Mentre WhatsApp continua a essere sinonimo di privacy e messaggi criptati, qualcosa sta cambiando. Dopo anni di resistenza, Meta ha deciso di aprire le porte alla pubblicità sulla piattaforma, scegliendo però un approccio graduale e mirato. I primi a vederne gli effetti saranno gli utenti al di fuori dell’Unione Europea. In Europa, infatti, la normativa GDPR ha imposto uno stop temporaneo che durerà almeno fino al 2026.
Controllo, trasparenza e sicurezza: le promesse di WhatsApp
I beta tester di WhatsApp al di fuori dell’Europa hanno già cominciato a notare importanti novità. Le pubblicità fanno il loro ingresso in due sezioni specifiche, gli aggiornamenti di Stato, in cui gli annunci appariranno come Storie sponsorizzate, e i Canali pubblici, dove alcuni saranno messi in evidenza in cambio di un pagamento, diventando Promoted Channels. Entrambi i contenuti saranno contrassegnati chiaramente quindi facilmente distinguibili, così da garantire piena trasparenza tra aziende e utenti.
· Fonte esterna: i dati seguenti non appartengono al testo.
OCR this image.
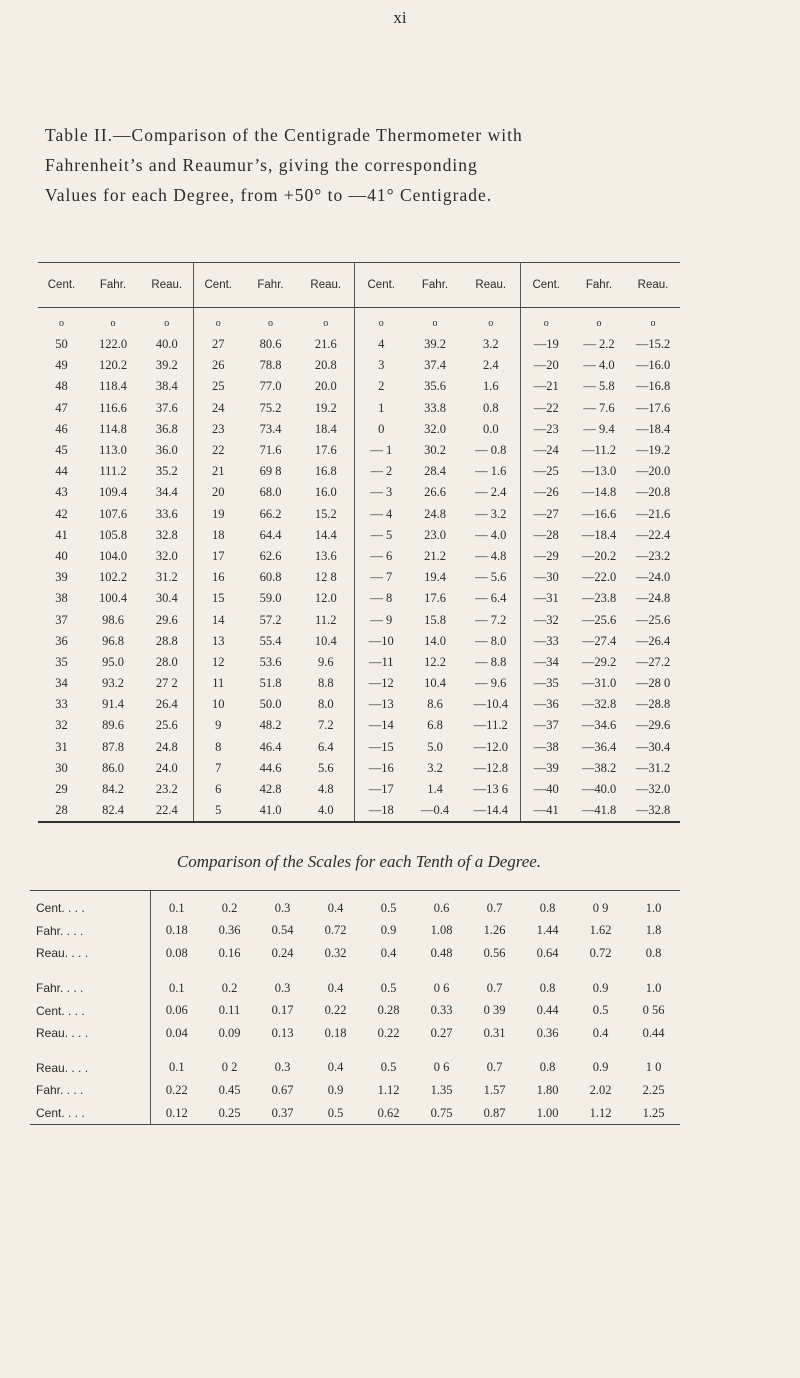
xi
Table II.—Comparison of the Centigrade Thermometer with
Fahrenheit’s and Reaumur’s, giving the corresponding
Values for each Degree, from +50° to —41° Centigrade.
Cent.	Fahr.	Reau.	Cent.	Fahr.	Reau.	Cent.	Fahr.	Reau.	Cent.	Fahr.	Reau.
o	o	o	o	o	o	o	o	o	o	o	o
50	122.0	40.0	27	80.6	21.6	4	39.2	3.2	—19	— 2.2	—15.2
49	120.2	39.2	26	78.8	20.8	3	37.4	2.4	—20	— 4.0	—16.0
48	118.4	38.4	25	77.0	20.0	2	35.6	1.6	—21	— 5.8	—16.8
47	116.6	37.6	24	75.2	19.2	1	33.8	0.8	—22	— 7.6	—17.6
46	114.8	36.8	23	73.4	18.4	0	32.0	0.0	—23	— 9.4	—18.4
45	113.0	36.0	22	71.6	17.6	— 1	30.2	— 0.8	—24	—11.2	—19.2
44	111.2	35.2	21	69 8	16.8	— 2	28.4	— 1.6	—25	—13.0	—20.0
43	109.4	34.4	20	68.0	16.0	— 3	26.6	— 2.4	—26	—14.8	—20.8
42	107.6	33.6	19	66.2	15.2	— 4	24.8	— 3.2	—27	—16.6	—21.6
41	105.8	32.8	18	64.4	14.4	— 5	23.0	— 4.0	—28	—18.4	—22.4
40	104.0	32.0	17	62.6	13.6	— 6	21.2	— 4.8	—29	—20.2	—23.2
39	102.2	31.2	16	60.8	12 8	— 7	19.4	— 5.6	—30	—22.0	—24.0
38	100.4	30.4	15	59.0	12.0	— 8	17.6	— 6.4	—31	—23.8	—24.8
37	98.6	29.6	14	57.2	11.2	— 9	15.8	— 7.2	—32	—25.6	—25.6
36	96.8	28.8	13	55.4	10.4	—10	14.0	— 8.0	—33	—27.4	—26.4
35	95.0	28.0	12	53.6	9.6	—11	12.2	— 8.8	—34	—29.2	—27.2
34	93.2	27 2	11	51.8	8.8	—12	10.4	— 9.6	—35	—31.0	—28 0
33	91.4	26.4	10	50.0	8.0	—13	8.6	—10.4	—36	—32.8	—28.8
32	89.6	25.6	9	48.2	7.2	—14	6.8	—11.2	—37	—34.6	—29.6
31	87.8	24.8	8	46.4	6.4	—15	5.0	—12.0	—38	—36.4	—30.4
30	86.0	24.0	7	44.6	5.6	—16	3.2	—12.8	—39	—38.2	—31.2
29	84.2	23.2	6	42.8	4.8	—17	1.4	—13 6	—40	—40.0	—32.0
28	82.4	22.4	5	41.0	4.0	—18	—0.4	—14.4	—41	—41.8	—32.8
Comparison of the Scales for each Tenth of a Degree.
Cent. . . .	0.1	0.2	0.3	0.4	0.5	0.6	0.7	0.8	0 9	1.0
Fahr. . . .	0.18	0.36	0.54	0.72	0.9	1.08	1.26	1.44	1.62	1.8
Reau. . . .	0.08	0.16	0.24	0.32	0.4	0.48	0.56	0.64	0.72	0.8

Fahr. . . .	0.1	0.2	0.3	0.4	0.5	0 6	0.7	0.8	0.9	1.0
Cent. . . .	0.06	0.11	0.17	0.22	0.28	0.33	0 39	0.44	0.5	0 56
Reau. . . .	0.04	0.09	0.13	0.18	0.22	0.27	0.31	0.36	0.4	0.44

Reau. . . .	0.1	0 2	0.3	0.4	0.5	0 6	0.7	0.8	0.9	1 0
Fahr. . . .	0.22	0.45	0.67	0.9	1.12	1.35	1.57	1.80	2.02	2.25
Cent. . . .	0.12	0.25	0.37	0.5	0.62	0.75	0.87	1.00	1.12	1.25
Nonostante l’introduzione delle pubblicità, WhatsApp ha voluto rassicurare i suoi utilizzatori. L’ azienda vuole infatti specificare che gli annunci non compariranno mai nelle chat private o nei gruppi. La crittografia end-to-end rimarrà intatta, così come la promessa di non condividere i numeri di telefono con gli inserzionisti. Le sponsorizzazioni saranno selezionate in base a dati generali, come la lingua dell’app o i canali seguiti, e non verranno usate informazioni personali sensibili di nessuno.
Per rafforzare la fiducia degli utenti, Meta ha introdotto anche nuove funzioni di controllo. Attraverso un sistema chiamato “Activity Report”, ogni persona potrà tenere traccia degli annunci visualizzati, scoprire da quali aziende provengono e perfino bloccarle. Il report potrà essere generato in formato ZIP, consultabile anche fuori dall’app. In più, nella sezione “Aggiornamenti” sarà presente un banner informativo che spiega in dettaglio il funzionamento degli annunci e consente di modificare le preferenze. Tutte queste innovazioni riflettono la strategia di Meta, che intende su implementare la pubblicità, ma desidera anche conservare un equilibrio tra business, trasparenza e tutela dell’utente.